🤖 AI Summary
This work addresses a critical gap in the JAX ecosystem: the absence of a sparse linear solver that supports GPU-accelerated algebraic multigrid (AMG), automatic differentiation, and distributed multi-GPU execution. The authors present the first native integration of NVIDIA AmgX as a JAX primitive, unifying AMG with Krylov subspace methods within JAX’s computational framework. This integration enables just-in-time (JIT) compilation, reverse-mode automatic differentiation, batching, and MPI-based distributed execution across multiple GPUs. To enhance efficiency, the implementation incorporates a solver caching mechanism that mitigates repeated setup overhead. By delivering a high-performance, scalable sparse linear algebra layer, this work bridges a key tooling gap between differentiable simulation and scientific computing, enabling seamless incorporation into scientific machine learning pipelines—particularly for PDE-constrained optimization and inverse problems.
📝 Abstract
Sparse linear systems from PDE discretizations are central to scientific computing, yet no existing JAX-ecosystem solver simultaneously provides GPU-accelerated algebraic multigrid (AMG), automatic differentiation (AD), and distributed multi-GPU execution.

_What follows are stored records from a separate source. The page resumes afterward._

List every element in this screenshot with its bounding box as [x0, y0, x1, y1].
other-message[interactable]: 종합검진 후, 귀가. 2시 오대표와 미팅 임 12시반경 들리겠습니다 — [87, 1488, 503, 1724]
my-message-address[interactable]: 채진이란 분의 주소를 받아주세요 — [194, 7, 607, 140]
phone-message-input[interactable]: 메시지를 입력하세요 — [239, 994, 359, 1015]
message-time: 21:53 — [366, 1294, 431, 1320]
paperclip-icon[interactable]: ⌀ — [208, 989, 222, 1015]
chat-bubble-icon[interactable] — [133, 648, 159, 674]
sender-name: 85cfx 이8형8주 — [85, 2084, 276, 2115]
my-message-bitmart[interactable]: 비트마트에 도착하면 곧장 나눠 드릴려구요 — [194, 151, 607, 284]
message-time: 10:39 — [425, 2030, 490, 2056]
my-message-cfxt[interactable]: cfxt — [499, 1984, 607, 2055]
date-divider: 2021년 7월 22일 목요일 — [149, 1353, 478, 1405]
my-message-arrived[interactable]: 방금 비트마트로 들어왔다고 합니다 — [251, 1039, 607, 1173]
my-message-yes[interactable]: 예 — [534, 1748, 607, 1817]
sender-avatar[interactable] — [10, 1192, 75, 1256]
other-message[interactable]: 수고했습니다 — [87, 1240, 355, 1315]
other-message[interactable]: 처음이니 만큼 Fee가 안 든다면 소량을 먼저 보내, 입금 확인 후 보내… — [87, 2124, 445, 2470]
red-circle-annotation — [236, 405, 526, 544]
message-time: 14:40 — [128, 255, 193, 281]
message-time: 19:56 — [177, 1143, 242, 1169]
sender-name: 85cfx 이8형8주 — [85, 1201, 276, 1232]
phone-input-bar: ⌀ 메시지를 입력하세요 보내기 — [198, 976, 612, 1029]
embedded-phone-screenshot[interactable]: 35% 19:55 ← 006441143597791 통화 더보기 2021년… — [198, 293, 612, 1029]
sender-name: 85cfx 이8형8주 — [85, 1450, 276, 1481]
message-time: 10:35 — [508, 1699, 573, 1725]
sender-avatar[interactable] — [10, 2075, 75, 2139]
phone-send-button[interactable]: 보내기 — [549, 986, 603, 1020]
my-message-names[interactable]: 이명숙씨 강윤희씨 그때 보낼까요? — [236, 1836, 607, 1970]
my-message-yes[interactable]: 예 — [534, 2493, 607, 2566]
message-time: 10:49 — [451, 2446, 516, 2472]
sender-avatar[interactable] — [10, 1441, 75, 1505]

JAX-AMG fills this gap by wrapping the Nvidia AmgX solver suite as a native JAX primitive, exposing AMG and Krylov methods with configurable preconditioners through a unified interface compatible with JIT compilation, reverse-mode AD via adjoint methods, batched solves, and MPI-based distributed execution. Solver caching amortizes setup costs across repeated solves, making JAX-AMG practical for PDE-constrained optimization and inverse problems. The result is a robust, scalable sparse linear algebra layer that integrates seamlessly into differentiable simulation and scientific machine learning pipelines.